一同を見渡したエリオットはフリッツの上で視線を止めると、安堵したように破顔した。
「おはようございます、フリッツ君。アカデミーのジェレマイア殿が、君に会いに来たようですね。報告は受けていますよ」
カレンに続くエリオットの登場に、驚いた表情のフリッツがあわてて礼を返す。
「エリアス殿下。わざわざ、このようなところまで」
リョーコは、ふむ、とうなずいた。
やはり、フリッツ君とエリオット君は知り合いだったらしい。
まあ、カレンさんはエリオット君につきっきりのようだから、カレンさんと知り合いであれば、当然エリオット君とも顔見知りなのだろうが。
エリオット君。あなたもパンや私ではなく、フリッツ君目当てなのか。
有象無象のミーハーな女の子と同じく。
ん。
「でんか?」
ぽかんとしているリョーコを、フリッツが肘でつついた。
「ほら、この間話したでしょう。

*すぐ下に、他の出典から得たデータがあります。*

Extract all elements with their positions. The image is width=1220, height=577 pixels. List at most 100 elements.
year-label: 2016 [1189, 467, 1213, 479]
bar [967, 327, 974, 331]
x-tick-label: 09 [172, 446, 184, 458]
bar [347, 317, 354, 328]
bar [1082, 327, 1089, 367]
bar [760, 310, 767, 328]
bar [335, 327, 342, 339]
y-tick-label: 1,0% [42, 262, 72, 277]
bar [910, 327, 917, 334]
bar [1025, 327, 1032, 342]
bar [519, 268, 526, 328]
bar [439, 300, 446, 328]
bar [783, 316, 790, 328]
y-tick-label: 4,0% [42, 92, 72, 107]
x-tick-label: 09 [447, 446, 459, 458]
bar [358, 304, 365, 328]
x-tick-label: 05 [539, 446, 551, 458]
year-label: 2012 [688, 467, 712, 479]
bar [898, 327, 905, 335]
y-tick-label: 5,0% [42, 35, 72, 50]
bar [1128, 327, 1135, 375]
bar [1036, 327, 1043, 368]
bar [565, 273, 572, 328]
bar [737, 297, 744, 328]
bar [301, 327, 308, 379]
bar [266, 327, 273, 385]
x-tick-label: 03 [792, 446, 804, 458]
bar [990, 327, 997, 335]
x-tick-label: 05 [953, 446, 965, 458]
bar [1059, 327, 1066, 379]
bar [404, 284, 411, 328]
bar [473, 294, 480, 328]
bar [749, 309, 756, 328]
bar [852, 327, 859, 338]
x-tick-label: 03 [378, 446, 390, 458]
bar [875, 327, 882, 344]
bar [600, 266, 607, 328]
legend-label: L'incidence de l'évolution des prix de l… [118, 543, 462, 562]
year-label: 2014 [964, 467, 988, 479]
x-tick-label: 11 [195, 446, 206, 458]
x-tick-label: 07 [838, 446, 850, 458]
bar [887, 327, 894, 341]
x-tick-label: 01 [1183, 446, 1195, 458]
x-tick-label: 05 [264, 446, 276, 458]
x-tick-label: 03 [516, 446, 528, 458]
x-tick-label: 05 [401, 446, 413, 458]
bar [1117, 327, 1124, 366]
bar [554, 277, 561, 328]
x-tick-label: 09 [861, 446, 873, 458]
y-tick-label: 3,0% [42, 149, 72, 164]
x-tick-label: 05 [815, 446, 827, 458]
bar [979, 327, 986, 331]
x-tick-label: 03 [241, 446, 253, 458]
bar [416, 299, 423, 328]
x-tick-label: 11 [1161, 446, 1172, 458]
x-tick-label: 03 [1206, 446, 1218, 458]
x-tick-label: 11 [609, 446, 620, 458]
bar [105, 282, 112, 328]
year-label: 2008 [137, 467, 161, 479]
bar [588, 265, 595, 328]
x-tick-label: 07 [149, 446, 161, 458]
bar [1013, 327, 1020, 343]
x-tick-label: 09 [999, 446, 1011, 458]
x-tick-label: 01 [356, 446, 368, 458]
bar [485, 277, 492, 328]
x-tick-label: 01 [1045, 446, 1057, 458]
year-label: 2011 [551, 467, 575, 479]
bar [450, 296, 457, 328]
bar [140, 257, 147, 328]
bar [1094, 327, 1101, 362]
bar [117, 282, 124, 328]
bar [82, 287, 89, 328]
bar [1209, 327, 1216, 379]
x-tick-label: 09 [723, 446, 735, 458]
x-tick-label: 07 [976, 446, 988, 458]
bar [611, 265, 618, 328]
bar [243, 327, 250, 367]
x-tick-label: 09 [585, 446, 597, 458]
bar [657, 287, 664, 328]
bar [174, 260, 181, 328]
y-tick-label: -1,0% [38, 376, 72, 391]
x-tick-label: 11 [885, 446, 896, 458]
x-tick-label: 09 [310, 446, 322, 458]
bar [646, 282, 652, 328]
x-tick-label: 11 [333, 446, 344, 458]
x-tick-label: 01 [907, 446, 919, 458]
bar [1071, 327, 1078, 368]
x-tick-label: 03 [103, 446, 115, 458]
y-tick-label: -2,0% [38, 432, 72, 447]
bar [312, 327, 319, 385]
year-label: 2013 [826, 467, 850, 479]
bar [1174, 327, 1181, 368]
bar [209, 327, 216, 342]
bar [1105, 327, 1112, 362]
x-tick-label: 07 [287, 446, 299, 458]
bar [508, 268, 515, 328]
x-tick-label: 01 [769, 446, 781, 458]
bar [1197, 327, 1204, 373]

王位継承権第四位の、エリアス王子ですよ」
エリオットことエリアスは、にこにこと笑ってリョーコに手を振った。
王子。
「あ、あなた。特に仕事していない、自宅警備員だって」
エリアスは照れくさそうに頭をかきながら、丸眼鏡をくいっと押し上げた。
「王宮守備隊の司令なんて肩書はありますけれど、ほとんどさぼっているのは事実ですし。それに王宮は僕の家ですから、自宅を警備していることには違いないでしょう?」
カレンが苦虫をかみつぶした様な表情でにらむ。
「何開き直っているんですか、まったく私の苦労も知らないで。ぶつぶつぶつ」
リョーコはあきれても物も言えなかった。
こいつ。
水戸黄門みたいなまねしやがって。
リョーコとエリアスの会話を聞いて、今度はフリッツが驚く番であった。
「エリアス殿下、リョーコさんたちとお友達だったんですか」
「ええ。お二人とはファム友なんですよ。ねえ、ポリーナちゃん」
そう言ってポリーナにピースサインを送るエリオット。
ポリーナはドヤ顔でうなずいた。
「もちろんそうよ。私の方が先輩だけれど」
ポリーナちゃん、言う言う。
ファム友という聞きなれない言葉に、フリッツは首をかしげるばかりだった。